Tu as fait quoi pour rebondir ?
Je me suis demandé ce que j’avais vraiment envie de faire et avec qui j’avais envie de travailler. Je n’avais jamais vraiment pensé à créer ma propre marque; je ne me considère pas comme un designer, mais quand Paul Naude est venu me parler de Vissla fin 2013, ma réponse a été immédiate, j’ai dit go !
« Je voulais retrouver une entreprise de petite taille, fun, fidèle aux valeurs du surf : une entreprise de surf authentique. »
Tu t’occupes de quoi chez Vissla ?
On voulait lancer la marque à l’international. J’ai donc décidé de m’occuper de l’Europe. Avec Vissla, je voulais retrouver une entreprise de petite taille, fun, fidèle aux valeurs du surf : une entreprise de surf authentique. Une entreprise plus simple à diriger et dans laquelle, au final, on s’amuse.
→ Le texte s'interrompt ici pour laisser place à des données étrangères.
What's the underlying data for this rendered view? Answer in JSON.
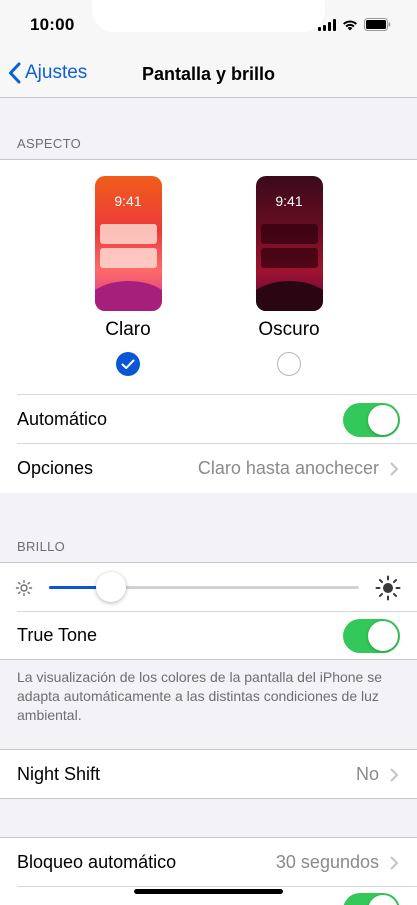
{
  "status_bar": {
    "time": "10:00"
  },
  "nav": {
    "back_label": "Ajustes",
    "title": "Pantalla y brillo"
  },
  "appearance": {
    "header": "ASPECTO",
    "options": [
      {
        "label": "Claro",
        "preview_time": "9:41",
        "selected": true
      },
      {
        "label": "Oscuro",
        "preview_time": "9:41",
        "selected": false
      }
    ],
    "automatic_label": "Automático",
    "automatic_on": true,
    "options_label": "Opciones",
    "options_value": "Claro hasta anochecer"
  },
  "brightness": {
    "header": "BRILLO",
    "level": 0.2,
    "true_tone_label": "True Tone",
    "true_tone_on": true,
    "footnote": "La visualización de los colores de la pantalla del iPhone se adapta automáticamente a las distintas condiciones de luz ambiental."
  },
  "night_shift": {
    "label": "Night Shift",
    "value": "No"
  },
  "auto_lock": {
    "label": "Bloqueo automático",
    "value": "30 segundos"
  },
  "colors": {
    "accent": "#0a56d6",
    "toggle_on": "#34c759",
    "secondary_text": "#8a8a8e"
  }
}
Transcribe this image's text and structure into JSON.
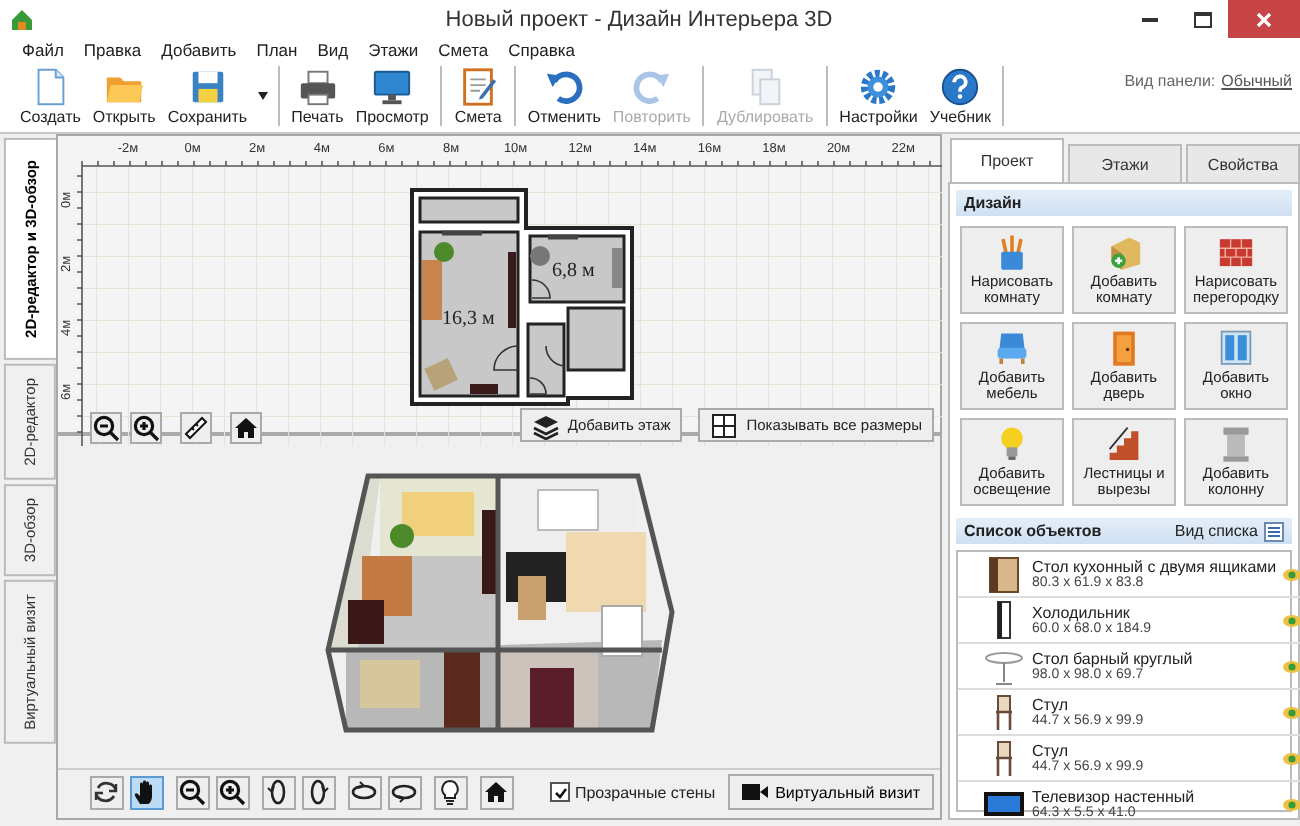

Ça fait quoi de repartir de zéro ?
Chez Billabong, on avait déjà tout. On avait déjà le design, on avait déjà les produits. Il nous restait plus qu’à trouver comment faire pour amener tout ça en Europe et dans les shops. Avec Vissla, il a vraiment fallu démarrer de zéro. Mais grâce aux changements dans notre industrie, il y avait tout à coup autour de nous un tas de gens extraordinaires, très qualifiés et disponibles. Des spécialistes du design, du marketing, de la vente, etc. Beaucoup nous ont contactés, nous avions un tas de gens très talentueux avec qui travailler. On a besoin des gens, de gens de qualité. Une marque ne peut exister sans les personnes qu’il y a derrière. Malheureusement, on n’a pas pu accueillir tout le monde. Quand on démarre, il faut y aller avec précaution, pas à pas.
Qu’est-ce qui différencie Vissla des autres marques de surf ?
Avec Vissla, on voulait simplement faire une marque qui occupe une petite place du marché et que les détaillants soutiendraient. On essaie de travailler en étroite collaboration avec nos clients. On essaie de ne pas avoir de produits fortement soldés sur internet. On veut que nos détaillants sentent qu’ils peuvent avoir une vraie marge sur toute la saison et que les consommateurs viennent dans leurs boutiques pour trouver les produits. Garder une distribution saine est très important.
Qu’est-ce qui a permis à Vissla d’avoir un démarrage aussi rapide ?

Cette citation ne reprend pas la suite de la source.